Before Fogle addressed the court, the two sides called witnesses. Fogle's lawyers called John Bradford, a professor at the University of Ottawa in Canada, who testified by phone.

Bradford said he analyzed Fogle on Aug. 17, two days before Fogle agreed to his plea deal, and concluded Fogle suffers from hypersexuality, mild pedophilia, and alcohol abuse and dependency.

He said he took Fogle's sexual history, including his sexual interests and tested him to determine what images caused Fogle to be sexually aroused. He said Fogle also told him that he had "a fairly extensive history" of using prostitutes for sex. Under cross-examination, Bradford said Fogle admitted to paying a minimum of about $12,000 a year for sex.

"He certainly engaged in sex over a significant period of time. He engaged in that extensively when he was working for the Subway Corp."

And Bradford said Fogle told him he had engaged in sex with minors of 16 and 17 years of age and said that he had a sexual interest in teenagers.

"He started viewing pornography in college and had a fairly extensive collection of pornography in college," Bradford said.

Bradford said Fogle apparently had a compulsive eating disorder before he lost all of the weight that to him becoming the face of Subway, and that his hypersexuality seemed to develop shortly after he shed the extra pounds.

He also said Fogle, whose wife filed for divorce on the day he agreed to plead guilty, admitted that he occasionally fantasized about children. "His main interest was in young females and some interest in adolescent males."

Bradford said he concluded that Fogle suffered from "mild pedophilia."

"I did believe that he did suffer from pedophilia, but it was pedophilia that did not involve acting out that with a child."

Bradford said that Fogle told him he had fantasies about prepubescent females and had masturbated to those fantasies.

"There's no evidence I have that he actually engaged in sex" with such children.

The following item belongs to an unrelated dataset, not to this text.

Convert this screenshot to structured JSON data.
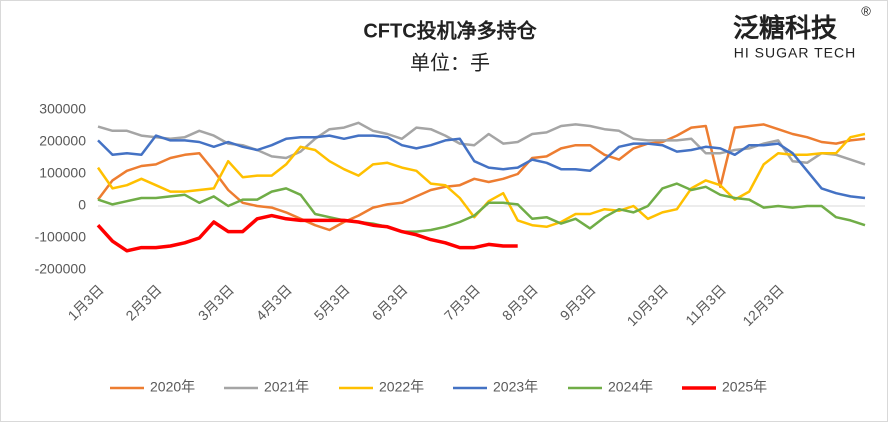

In his plea deal, Fogle admitted that had sex at New York City hotels with two girls under age 18 — one of whom was 16 at the time — and paid them for that sex. He also acknowledged receiving child pornography produced by Russell Taylor, the former executive director of The Jared Foundation, a nonprofit Fogle started to raise awareness and money to fight childhood obesity.

Authorities said Taylor secretly filmed 12 minors as they were nude, changing clothes, or engaged in other activities using hidden cameras in his Indianapolis-area residences to produce child pornography. Taylor has agreed to plead guilty to child exploitation and child pornography charges.

Prosecutors said in a sentencing memorandum filed last week that Fogle received photos or videos from Taylor of eight of those 12 youths, and that some of those images were of girls as young as 12. Fogle could have stopped Taylor from victimizing some of minors, prosecutors have said, but he instead encouraged Taylor to produce additional child pornography.

Fogle agreed to pay a total of $1.4 million to his 14 victims, with each getting $100,000. Before Fogle entered his guilty pleas Thursday, one of his attorneys told the judge that Fogle had paid 12 of the 14 victims and turned over the checks for the last two victims before the proceedings began.

Fogle became a Subway spokesman after shedding more than 200 pounds as a college student, in part by eating the chain's sandwiches. Subway ended its relationship with Fogle after authorities raided his suburban Indianapolis home in July.